Türk müzik pazarından ümitli misiniz?
- Büyük şirketler yine var olacaktır. Almanya'da bu sektörde 4.5-5 milyar marklık bir pazar. Türkiye'deki endüstri de bunun yüzde 10'udur (96.7 trilyon lira) aslında.
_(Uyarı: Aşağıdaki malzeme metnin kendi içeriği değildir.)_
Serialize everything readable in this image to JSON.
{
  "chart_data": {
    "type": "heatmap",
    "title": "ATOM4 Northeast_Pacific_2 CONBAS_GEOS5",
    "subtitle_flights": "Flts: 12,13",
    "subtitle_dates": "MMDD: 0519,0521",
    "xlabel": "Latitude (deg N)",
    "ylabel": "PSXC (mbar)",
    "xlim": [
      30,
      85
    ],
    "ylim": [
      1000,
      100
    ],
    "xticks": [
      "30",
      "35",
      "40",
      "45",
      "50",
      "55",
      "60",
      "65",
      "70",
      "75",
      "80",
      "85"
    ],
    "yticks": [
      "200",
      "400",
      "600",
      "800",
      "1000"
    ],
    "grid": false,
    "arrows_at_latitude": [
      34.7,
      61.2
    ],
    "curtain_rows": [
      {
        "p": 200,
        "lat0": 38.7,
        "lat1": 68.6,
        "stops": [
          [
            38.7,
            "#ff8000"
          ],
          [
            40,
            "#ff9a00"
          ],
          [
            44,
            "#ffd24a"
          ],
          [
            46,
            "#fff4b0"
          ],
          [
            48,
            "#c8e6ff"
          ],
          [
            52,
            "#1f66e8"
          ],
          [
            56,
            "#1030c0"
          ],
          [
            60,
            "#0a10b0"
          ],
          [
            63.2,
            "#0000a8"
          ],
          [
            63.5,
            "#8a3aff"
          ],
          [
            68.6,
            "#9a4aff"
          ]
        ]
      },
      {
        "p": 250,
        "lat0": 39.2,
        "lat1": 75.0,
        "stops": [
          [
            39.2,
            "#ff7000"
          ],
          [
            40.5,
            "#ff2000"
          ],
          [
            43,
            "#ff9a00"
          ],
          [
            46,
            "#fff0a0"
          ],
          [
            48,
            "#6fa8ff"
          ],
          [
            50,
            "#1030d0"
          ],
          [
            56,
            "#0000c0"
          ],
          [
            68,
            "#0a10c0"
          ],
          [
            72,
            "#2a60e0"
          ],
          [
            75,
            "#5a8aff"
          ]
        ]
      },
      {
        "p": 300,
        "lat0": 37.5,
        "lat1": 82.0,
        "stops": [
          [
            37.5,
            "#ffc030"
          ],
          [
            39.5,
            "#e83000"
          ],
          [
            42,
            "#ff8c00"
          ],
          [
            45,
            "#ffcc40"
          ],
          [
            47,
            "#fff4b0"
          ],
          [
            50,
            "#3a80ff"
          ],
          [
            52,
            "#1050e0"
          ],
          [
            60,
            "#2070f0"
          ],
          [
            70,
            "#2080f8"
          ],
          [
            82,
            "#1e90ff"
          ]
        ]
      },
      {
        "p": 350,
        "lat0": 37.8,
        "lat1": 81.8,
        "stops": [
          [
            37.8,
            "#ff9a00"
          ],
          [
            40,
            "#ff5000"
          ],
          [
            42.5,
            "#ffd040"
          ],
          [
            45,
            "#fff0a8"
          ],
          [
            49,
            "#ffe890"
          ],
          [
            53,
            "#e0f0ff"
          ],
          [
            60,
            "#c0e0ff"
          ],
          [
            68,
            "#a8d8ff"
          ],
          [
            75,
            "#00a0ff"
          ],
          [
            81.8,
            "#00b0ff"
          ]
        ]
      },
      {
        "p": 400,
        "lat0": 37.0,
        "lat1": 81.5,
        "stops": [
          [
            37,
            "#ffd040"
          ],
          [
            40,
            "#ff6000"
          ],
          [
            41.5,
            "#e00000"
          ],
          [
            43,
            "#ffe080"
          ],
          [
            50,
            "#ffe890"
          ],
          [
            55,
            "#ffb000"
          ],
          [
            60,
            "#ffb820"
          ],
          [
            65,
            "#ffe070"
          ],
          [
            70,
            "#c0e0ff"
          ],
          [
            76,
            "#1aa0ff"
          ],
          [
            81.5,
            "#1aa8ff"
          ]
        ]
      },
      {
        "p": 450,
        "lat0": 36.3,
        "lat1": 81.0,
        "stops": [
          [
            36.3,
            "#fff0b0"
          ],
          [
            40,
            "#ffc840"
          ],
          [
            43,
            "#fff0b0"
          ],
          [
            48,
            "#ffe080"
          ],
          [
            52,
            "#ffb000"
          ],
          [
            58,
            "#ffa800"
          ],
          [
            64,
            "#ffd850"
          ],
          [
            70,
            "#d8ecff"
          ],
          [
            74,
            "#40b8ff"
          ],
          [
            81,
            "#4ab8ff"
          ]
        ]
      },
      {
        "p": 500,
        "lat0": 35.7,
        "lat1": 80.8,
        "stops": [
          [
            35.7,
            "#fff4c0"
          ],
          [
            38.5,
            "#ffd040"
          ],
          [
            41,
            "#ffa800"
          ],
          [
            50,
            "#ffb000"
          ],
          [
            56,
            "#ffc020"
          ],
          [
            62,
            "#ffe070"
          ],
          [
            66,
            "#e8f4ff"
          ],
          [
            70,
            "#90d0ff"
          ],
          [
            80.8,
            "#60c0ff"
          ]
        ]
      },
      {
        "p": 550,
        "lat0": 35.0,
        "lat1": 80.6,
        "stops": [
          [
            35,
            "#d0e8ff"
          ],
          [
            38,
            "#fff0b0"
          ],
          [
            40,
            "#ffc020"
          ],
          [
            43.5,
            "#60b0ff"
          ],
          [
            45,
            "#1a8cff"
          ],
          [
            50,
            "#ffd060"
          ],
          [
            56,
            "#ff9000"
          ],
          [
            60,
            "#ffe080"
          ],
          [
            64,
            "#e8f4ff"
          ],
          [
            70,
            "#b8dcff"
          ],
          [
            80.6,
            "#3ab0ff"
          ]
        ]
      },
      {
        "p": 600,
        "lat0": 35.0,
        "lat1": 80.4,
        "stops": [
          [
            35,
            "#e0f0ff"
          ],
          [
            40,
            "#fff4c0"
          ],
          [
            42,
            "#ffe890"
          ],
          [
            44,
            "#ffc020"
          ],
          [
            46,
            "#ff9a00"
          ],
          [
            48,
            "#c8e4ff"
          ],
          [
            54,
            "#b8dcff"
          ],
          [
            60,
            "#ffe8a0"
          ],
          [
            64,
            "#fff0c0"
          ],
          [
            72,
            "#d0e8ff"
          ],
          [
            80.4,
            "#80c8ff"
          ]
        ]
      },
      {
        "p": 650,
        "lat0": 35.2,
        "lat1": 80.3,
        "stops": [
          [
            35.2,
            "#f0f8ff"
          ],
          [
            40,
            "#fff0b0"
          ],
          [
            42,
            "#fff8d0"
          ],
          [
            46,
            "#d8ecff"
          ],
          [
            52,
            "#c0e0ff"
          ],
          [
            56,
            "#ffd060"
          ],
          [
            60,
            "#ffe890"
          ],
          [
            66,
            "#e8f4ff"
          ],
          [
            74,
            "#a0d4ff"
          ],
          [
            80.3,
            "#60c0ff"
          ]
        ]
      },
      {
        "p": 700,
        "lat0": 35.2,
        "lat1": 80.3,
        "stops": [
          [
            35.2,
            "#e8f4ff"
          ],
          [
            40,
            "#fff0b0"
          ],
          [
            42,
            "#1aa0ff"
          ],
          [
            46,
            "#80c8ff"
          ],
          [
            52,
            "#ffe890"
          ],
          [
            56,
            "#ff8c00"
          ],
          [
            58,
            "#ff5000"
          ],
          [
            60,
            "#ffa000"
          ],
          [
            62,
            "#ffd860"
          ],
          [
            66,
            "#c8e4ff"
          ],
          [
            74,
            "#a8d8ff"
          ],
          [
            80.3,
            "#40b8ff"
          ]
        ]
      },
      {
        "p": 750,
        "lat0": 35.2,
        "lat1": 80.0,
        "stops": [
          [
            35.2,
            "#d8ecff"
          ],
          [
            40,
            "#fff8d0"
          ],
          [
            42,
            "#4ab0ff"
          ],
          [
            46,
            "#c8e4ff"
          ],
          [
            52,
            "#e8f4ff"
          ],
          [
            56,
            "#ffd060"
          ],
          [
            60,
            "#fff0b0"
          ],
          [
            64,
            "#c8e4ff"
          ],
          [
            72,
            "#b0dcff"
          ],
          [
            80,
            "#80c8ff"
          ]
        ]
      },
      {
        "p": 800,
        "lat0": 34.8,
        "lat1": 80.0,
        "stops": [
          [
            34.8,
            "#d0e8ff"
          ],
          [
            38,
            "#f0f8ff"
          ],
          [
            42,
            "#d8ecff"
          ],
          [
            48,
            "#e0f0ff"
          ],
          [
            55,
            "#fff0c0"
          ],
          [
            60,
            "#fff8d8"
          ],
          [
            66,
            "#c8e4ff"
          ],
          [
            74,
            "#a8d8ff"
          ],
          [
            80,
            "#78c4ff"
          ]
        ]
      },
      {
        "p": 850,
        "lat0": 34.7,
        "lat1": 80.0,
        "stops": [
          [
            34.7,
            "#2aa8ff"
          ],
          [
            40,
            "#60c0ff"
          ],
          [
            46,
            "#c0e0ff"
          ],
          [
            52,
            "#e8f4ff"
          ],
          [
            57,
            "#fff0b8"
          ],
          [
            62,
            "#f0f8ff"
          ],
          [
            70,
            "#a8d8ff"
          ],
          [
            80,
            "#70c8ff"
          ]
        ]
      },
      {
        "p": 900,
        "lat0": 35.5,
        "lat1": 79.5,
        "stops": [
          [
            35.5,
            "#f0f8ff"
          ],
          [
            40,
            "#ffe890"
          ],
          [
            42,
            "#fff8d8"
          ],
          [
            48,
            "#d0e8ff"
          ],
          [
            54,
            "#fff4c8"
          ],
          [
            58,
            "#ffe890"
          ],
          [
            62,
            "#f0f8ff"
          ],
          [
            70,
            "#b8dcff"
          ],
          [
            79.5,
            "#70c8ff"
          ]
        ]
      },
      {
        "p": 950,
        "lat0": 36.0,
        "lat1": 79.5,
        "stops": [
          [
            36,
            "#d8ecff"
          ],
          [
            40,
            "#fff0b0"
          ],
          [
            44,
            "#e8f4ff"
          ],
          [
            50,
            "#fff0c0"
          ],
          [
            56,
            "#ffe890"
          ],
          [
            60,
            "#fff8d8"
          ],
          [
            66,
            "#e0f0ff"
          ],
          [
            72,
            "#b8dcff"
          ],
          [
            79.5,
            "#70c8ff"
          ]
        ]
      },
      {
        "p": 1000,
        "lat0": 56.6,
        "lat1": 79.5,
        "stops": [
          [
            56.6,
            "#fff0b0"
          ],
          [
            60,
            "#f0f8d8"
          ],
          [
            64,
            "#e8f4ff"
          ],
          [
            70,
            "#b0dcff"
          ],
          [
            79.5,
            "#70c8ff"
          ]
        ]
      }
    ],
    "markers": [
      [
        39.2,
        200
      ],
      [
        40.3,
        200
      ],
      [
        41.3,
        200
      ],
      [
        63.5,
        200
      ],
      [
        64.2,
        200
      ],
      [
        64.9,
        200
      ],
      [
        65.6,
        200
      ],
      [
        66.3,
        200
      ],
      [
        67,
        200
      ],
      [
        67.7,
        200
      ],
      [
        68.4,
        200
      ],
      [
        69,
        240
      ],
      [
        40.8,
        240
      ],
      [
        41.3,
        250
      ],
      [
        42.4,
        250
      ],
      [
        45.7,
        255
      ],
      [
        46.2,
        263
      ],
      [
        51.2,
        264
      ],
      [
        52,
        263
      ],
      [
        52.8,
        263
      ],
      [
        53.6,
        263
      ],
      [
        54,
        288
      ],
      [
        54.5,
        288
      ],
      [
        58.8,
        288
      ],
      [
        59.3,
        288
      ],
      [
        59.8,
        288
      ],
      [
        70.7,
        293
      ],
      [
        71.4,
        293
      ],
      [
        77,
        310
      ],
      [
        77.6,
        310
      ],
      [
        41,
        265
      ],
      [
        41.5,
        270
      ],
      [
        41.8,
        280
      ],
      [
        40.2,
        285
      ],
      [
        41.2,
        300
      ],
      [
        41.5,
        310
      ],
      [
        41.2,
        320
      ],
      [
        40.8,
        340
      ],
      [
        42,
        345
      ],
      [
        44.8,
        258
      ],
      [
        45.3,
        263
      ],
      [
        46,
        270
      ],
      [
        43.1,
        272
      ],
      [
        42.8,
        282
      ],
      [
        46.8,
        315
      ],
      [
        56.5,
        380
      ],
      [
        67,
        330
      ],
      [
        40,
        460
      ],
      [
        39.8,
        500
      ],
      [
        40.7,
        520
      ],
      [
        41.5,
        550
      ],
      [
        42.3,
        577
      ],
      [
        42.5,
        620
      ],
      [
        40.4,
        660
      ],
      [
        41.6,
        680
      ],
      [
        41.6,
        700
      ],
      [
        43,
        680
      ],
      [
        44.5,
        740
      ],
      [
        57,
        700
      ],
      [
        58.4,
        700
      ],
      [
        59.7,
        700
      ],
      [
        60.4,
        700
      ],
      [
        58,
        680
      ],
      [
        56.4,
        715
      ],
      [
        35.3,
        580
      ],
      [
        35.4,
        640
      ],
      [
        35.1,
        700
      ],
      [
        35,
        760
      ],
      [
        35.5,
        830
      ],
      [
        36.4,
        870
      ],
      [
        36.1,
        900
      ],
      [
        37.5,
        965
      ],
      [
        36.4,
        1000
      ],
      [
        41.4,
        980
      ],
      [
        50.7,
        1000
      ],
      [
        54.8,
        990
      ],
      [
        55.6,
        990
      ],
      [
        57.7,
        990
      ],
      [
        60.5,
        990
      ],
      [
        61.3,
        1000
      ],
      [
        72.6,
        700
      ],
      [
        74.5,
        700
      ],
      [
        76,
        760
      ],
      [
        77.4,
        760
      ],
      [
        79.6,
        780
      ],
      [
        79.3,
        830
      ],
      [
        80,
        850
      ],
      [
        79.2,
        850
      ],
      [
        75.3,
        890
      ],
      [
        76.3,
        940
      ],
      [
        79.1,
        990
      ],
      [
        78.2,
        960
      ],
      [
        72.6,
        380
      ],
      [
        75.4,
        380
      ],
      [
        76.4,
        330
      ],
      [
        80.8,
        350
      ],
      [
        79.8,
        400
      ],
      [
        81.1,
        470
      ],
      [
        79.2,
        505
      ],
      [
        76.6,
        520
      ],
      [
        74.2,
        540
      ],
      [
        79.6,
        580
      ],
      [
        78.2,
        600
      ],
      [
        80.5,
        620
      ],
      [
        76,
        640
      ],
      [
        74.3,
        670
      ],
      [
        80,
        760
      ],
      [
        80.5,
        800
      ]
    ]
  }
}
Ama şu anda sadece yüzde 2'si kullanılabiliyor.
ŞEVKET GÖZALAN
PolyGram International Avrupa Kıtası Başkan Yardımcısı ve Universal-PolyGram Türkiye Yönetim Kurulu Başkanı Şevket Gözalan, 1960 Münih doğumlu. Liseden mezun olunca Almanya'da üniversiteye girme hakkını veren bir kursu tamamladı. Daha sonra Almanya'da babasının şirketlerinde çalıştı. 1984'de üniversitede ekonomi, pazarlama ve hukuk okudu. Ardından Almanya'daki bazı tekstil firmalarının finansal danışmanlığını yaptı. 26 yaşında müzik dünyasına girdi. 1987'de Warner Bross, Virgin ve Colombia Pictures video şirketlerine Türkiye için danışmanlık yaptı. Altı ay sonra Warner Bross Video Genel Müdürü oldu. 1987-88'de yabancı filmleri Türkiye'ye getirerek, video yüzünden çöken sinema sektörünü canlandırdı. 1990'da PolyGram video bölümü Genel Müdürü, 1991'de Dağıtım ve Fabrika Genel Müdürü, ardından Satış ve Pazarlama Müdürü oldu. Bu görevleri sırasında fabrika, plak, CD ve videdoda satış rekorları kırılması üzerine PolyGram'ın Avrupa Kıtası Başkan Yardımcılığı'na atandı. 1996'da PolyGram'ı ikna ederek Türkiye'ye getirdi.